CASIS – Duane Ratliff

Miałem wczoraj przyjemność uczestniczyć w spotkaniu z dyrektorem operacyjnym CASIS – Duane Ratliff. Duane opowiadał o tym skąd się wzięło CASIS i jakie jest ich zadanie w zarządzaniu eksperymentami na ISS.

CASIS powstało w lecie zeszłego roku w wyniku porozumienia pomiędzy NASA a Space Florida. Celem CASIS jest zarządzanie eksperymentami jakie będą wykonywane na ISS, zbieranie pieniędzy na sponsorowanie tych eksperymentów, reklama ISS jako laboratorium dla firm komercyjnych a także zarządzanie Space Life Sciences Labolatory w KSC. CASIS ma działać jako interface pomiędzy firmami prywatnymi i uczelniami a NASA.

CASIS istnieje od roku, ale wg. Duane nie mają łatwego życia. Powodów jest wiele – jednym z najważniejszych jest brak efektywnych i ekonomicznych środków transportu do ISS i spowrotem. SpaceX Dragon to częściowo zmieni, choć obecne wersje Dragona nie są w stanie sprowadzić na ziemię biologicznych eksperymentów (z uwagi na brak systemu podtrzymywania życia w kabinie Dragona). Drugim, wielkim problemem jest umowa jaką firma prywatna musi podpisać, która daje NASA prawo do wszystkich wyników badań powstałych na orbicie (za tą informację jestem osobiście odpowiedzialny, to ja zadałem pytanie o to jak chronione jest IP). Jak na razie CASIS nie ma wielkich osiągnięć – pierwszy lot z eksperymentami które zostały przez tą organizację zaaprobowane i zasponsorowane odbędzie się dopiero w przyszłym roku i będzie miał za zadanie krystalizację protein z wirusów – proteiny w nieważkości krystalizują ujawniając ich prawdziwy kształt który może przydać się do stworzenia nowych lekarstw. Duane mówił także o jednej z firm produkujących kije golfowe która planuje badania w kosmosie nad lakierem. Czyli wniosek jest jeden – mamy najdroższe w historii laboratorium latające nad naszymi głowami, ale trudno znaleźć dla niego zastosowanie.

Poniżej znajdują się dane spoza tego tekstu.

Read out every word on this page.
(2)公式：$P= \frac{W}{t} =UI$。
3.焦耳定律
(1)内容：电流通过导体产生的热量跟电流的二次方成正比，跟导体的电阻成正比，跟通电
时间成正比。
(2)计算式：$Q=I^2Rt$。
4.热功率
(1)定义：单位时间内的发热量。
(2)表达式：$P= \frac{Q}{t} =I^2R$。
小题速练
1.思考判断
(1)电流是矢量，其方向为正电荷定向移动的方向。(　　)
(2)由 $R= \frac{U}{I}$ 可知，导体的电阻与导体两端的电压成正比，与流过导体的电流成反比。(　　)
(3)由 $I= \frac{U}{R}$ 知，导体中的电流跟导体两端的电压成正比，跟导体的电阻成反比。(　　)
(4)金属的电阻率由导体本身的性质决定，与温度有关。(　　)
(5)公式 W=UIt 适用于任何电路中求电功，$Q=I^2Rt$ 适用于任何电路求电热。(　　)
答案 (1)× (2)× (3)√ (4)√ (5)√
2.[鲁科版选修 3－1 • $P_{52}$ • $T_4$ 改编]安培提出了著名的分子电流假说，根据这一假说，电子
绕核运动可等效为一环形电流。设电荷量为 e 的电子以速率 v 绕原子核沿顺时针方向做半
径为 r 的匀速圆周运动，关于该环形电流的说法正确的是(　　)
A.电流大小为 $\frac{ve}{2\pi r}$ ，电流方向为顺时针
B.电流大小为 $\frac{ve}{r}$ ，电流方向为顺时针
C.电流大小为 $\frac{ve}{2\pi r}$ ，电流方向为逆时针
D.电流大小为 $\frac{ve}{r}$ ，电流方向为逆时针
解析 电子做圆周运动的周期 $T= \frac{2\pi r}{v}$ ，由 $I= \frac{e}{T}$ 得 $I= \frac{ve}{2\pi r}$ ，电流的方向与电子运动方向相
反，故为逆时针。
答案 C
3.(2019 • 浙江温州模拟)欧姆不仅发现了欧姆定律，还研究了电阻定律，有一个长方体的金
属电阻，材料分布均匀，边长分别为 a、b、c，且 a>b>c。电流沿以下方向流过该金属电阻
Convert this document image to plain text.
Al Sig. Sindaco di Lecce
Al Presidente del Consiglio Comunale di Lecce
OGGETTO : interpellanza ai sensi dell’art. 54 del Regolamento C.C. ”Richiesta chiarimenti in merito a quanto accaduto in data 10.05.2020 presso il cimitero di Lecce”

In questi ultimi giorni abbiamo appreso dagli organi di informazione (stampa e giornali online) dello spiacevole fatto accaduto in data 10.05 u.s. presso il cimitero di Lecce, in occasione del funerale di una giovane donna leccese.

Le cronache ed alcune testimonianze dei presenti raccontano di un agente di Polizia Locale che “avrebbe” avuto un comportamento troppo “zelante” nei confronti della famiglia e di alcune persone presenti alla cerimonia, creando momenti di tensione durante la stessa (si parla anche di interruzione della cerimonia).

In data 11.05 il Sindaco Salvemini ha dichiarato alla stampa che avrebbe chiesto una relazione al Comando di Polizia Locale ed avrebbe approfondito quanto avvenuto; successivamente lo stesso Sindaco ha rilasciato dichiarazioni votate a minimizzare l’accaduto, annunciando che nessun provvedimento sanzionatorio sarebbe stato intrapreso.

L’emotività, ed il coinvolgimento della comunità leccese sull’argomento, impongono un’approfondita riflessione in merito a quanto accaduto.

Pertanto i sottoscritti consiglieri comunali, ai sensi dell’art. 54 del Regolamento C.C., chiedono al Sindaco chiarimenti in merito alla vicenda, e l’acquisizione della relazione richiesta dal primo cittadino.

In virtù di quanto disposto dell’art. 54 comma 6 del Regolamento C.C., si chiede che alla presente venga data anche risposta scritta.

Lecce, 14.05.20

W sumie dziwię się że np. firma Planetary Resources Inc. która planuje poszukiwanie asteroidów zamiast wysyłać w kosmos własne satelity nie wyśle po prostu kilku teleskopów na pokładzie Dragona. Teleskopy takie można by potem zamontować na zewnątrz ISS i w ten sposób szukać asteroidów. Znakomicie zmniejszyłoby to koszty całego przedsięwzięcia, bo energia elektryczna jest dostępna, mocowanie jest dostępne, systemy komunikacji są dostępne = wystarczy tylko optyka + trochę elektroniki.

Myślę że o CASIS będziemy słyszeli coraz więcej a najbliższych latach, szczególnie jeżeli ich model biznesowy zadziała i firmy prywatne zaczną coraz śmielej używać ISS do badań nad swoimi produktami.